Following a lengthy process going back to 2011, Creech Air Force Base acquired and closed the Indian Springs Casino Resort. Since unmanned-drone operations and other activities of a high-security nature are conducted from Creech, the Air Force deemed an anti-terrorist perimeter desirable and the casino lay in the path of progress. A December 2011 environmental-impact study had recommended the acquisition of 17 acres of resort property and "demolition of all existing privately owned buildings and structures, underground fuel tank abatement, land restoration, and construction of a new boundary fence along the perimeter of the proposed land to be acquired."

Don’t cry for the owners: They were paid $11.5 million by the Air Force for their casino, with the transfer of property happening this past Oct. 1. Indian Springs Holdings Manager Todd Marshall said it was the culmination of "a long process." And, although the property was sold, Indian Springs Holdings retained its gaming entitlement, which expires March 31 unless the company proposes transferring it to another site. "We’re working with our lawyer on those entitlements," Marshall told the Las Vegas Review-Journal.

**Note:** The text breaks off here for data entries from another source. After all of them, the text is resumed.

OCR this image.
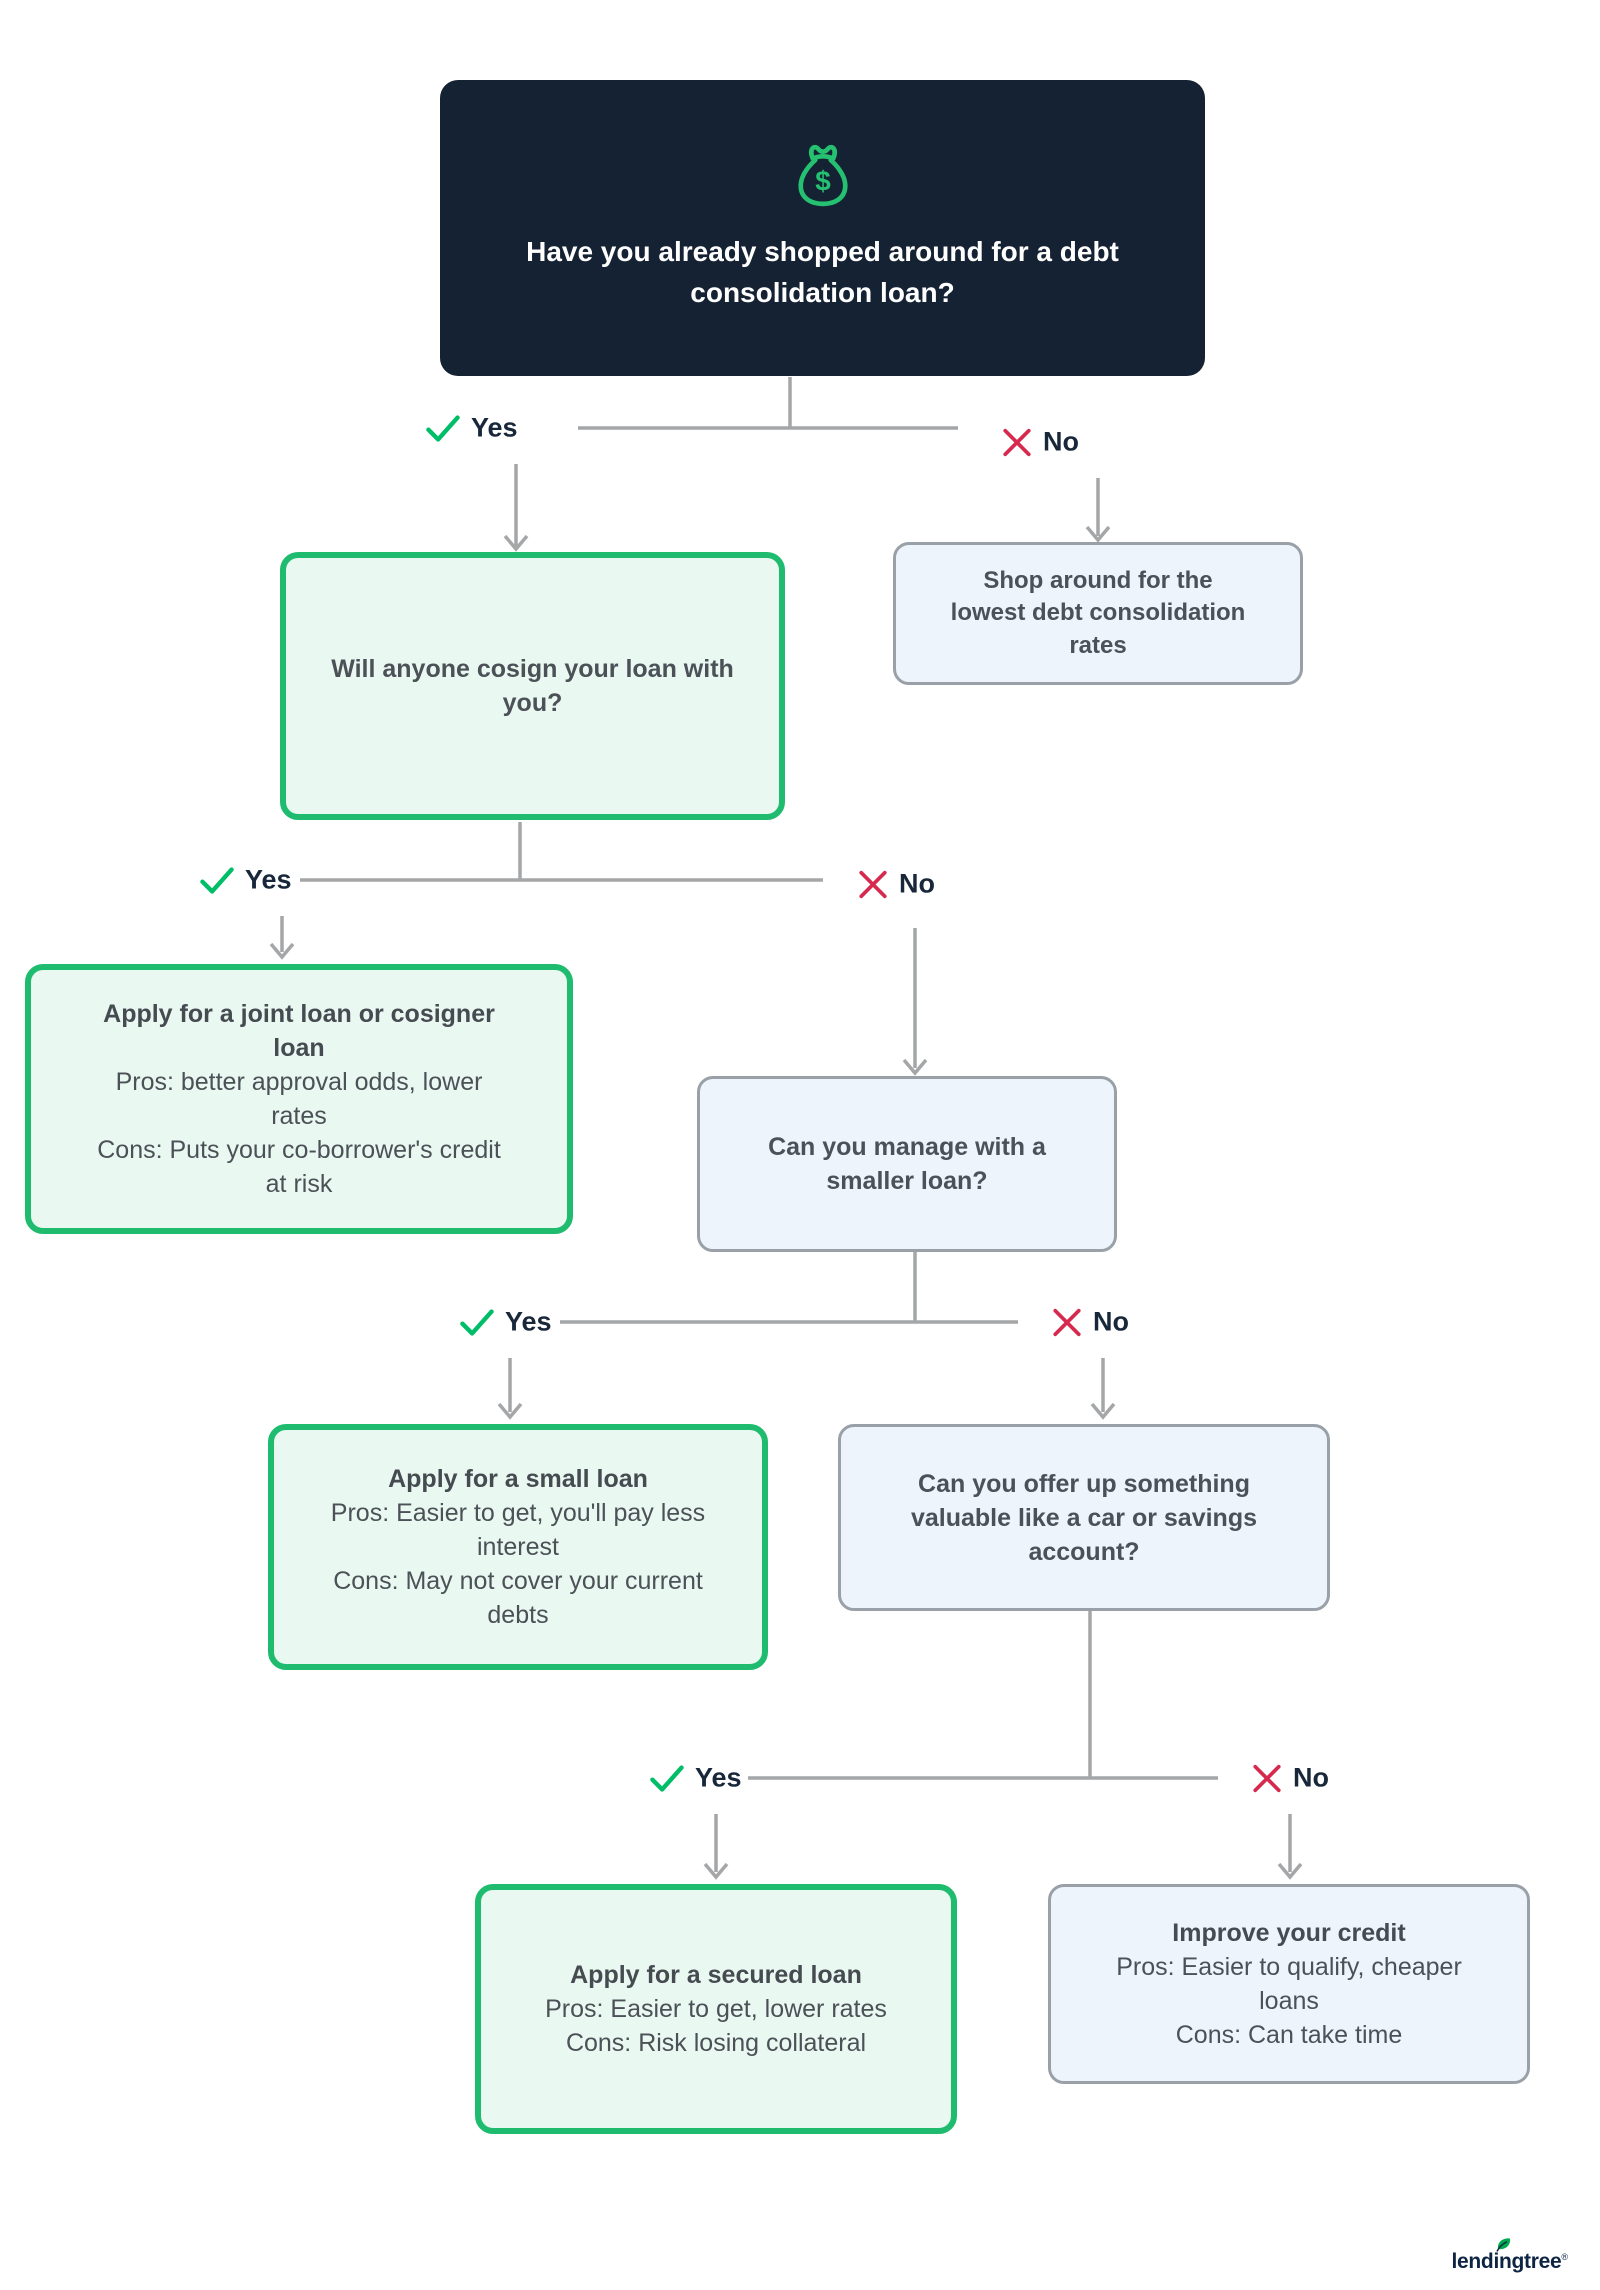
$
Have you already shopped around for a debt consolidation loan?
Yes	No
Will anyone cosign your loan with you?
Shop around for the lowest debt consolidation rates
Yes	No
Apply for a joint loan or cosigner loan
Pros: better approval odds, lower rates
Cons: Puts your co-borrower's credit at risk
Can you manage with a smaller loan?
Yes	No
Apply for a small loan
Pros: Easier to get, you'll pay less interest
Cons: May not cover your current debts
Can you offer up something valuable like a car or savings account?
Yes	No
Apply for a secured loan
Pros: Easier to get, lower rates
Cons: Risk losing collateral
Improve your credit
Pros: Easier to qualify, cheaper loans
Cons: Can take time
lendingtree ®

"It’s probably premature to comment on that," said Marshall when LVA asked whether he would stay in the casino business in Indian Springs. "We’re working on some site drawings" for an 8.5-acre parcel on the south side of Highway 95, across from where Indian Springs Casino once sat. "We’re kind of in the initial, conceptual stage right now," said Marshall, explaining his reticence with regard to the project.

Meanwhile the Air Force’s immediate plan is to level the Indian Springs Casino, which sits within a few thousand feet of buildings where Air Force and RAF personnel remotely conduct MQ-1 Predator and MQ-9 Reaper drone raids. Casino waitress Melissa Trotter lamented, "I feel bad for the military people. They don’t like the mess hall. That’s why they came to the casino [as many as 200 at a time]. They loved the chicken fingers. We made the batter and the dip ourselves."

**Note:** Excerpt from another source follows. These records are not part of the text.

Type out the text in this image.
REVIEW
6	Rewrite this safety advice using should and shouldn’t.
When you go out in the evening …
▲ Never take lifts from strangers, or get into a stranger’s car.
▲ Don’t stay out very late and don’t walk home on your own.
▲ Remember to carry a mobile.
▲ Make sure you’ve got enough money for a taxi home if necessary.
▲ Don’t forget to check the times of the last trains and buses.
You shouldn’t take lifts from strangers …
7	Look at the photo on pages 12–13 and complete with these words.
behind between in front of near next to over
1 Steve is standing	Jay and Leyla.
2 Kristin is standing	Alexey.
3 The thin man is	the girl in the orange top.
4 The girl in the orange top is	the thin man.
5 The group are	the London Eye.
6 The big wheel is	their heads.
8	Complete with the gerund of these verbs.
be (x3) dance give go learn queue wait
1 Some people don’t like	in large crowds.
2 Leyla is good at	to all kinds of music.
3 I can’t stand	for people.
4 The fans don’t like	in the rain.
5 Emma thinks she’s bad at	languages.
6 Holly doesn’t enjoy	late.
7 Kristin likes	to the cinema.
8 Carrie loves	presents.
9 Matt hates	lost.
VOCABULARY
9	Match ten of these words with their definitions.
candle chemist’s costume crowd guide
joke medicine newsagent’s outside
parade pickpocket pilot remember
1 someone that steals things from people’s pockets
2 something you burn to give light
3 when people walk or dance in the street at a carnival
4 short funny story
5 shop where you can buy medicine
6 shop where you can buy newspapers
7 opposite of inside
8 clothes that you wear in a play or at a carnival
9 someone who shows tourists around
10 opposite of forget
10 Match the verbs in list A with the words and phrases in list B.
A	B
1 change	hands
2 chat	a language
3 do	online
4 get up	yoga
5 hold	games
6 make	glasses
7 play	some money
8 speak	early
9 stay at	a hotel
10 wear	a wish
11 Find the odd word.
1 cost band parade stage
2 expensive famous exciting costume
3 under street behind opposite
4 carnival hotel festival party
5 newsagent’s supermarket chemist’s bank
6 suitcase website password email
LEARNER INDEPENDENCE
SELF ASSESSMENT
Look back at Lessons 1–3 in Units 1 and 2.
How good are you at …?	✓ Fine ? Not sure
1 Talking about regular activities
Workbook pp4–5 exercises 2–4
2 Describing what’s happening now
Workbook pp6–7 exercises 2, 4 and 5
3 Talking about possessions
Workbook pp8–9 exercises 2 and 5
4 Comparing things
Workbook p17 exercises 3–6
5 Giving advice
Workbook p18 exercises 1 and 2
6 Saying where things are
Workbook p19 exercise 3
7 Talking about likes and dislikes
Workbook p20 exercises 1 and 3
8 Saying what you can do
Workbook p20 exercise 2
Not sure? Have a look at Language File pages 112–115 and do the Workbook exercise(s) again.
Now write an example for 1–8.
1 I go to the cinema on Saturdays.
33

The casino’s fate may have been sealed when a high-ranking Air Force officer visited the Casino Resort and told an employee there "he felt unsafe in the barracks because the only thing separating him from the casino and the gas station was a brick wall." Newly unemployed Indian Springs worker Jessica Colcord took the casino’s closing in stride, telling the R-J, "I don’t really know what they’re doing over there, but I support our troops. They protect us and they fight for us and they die for us."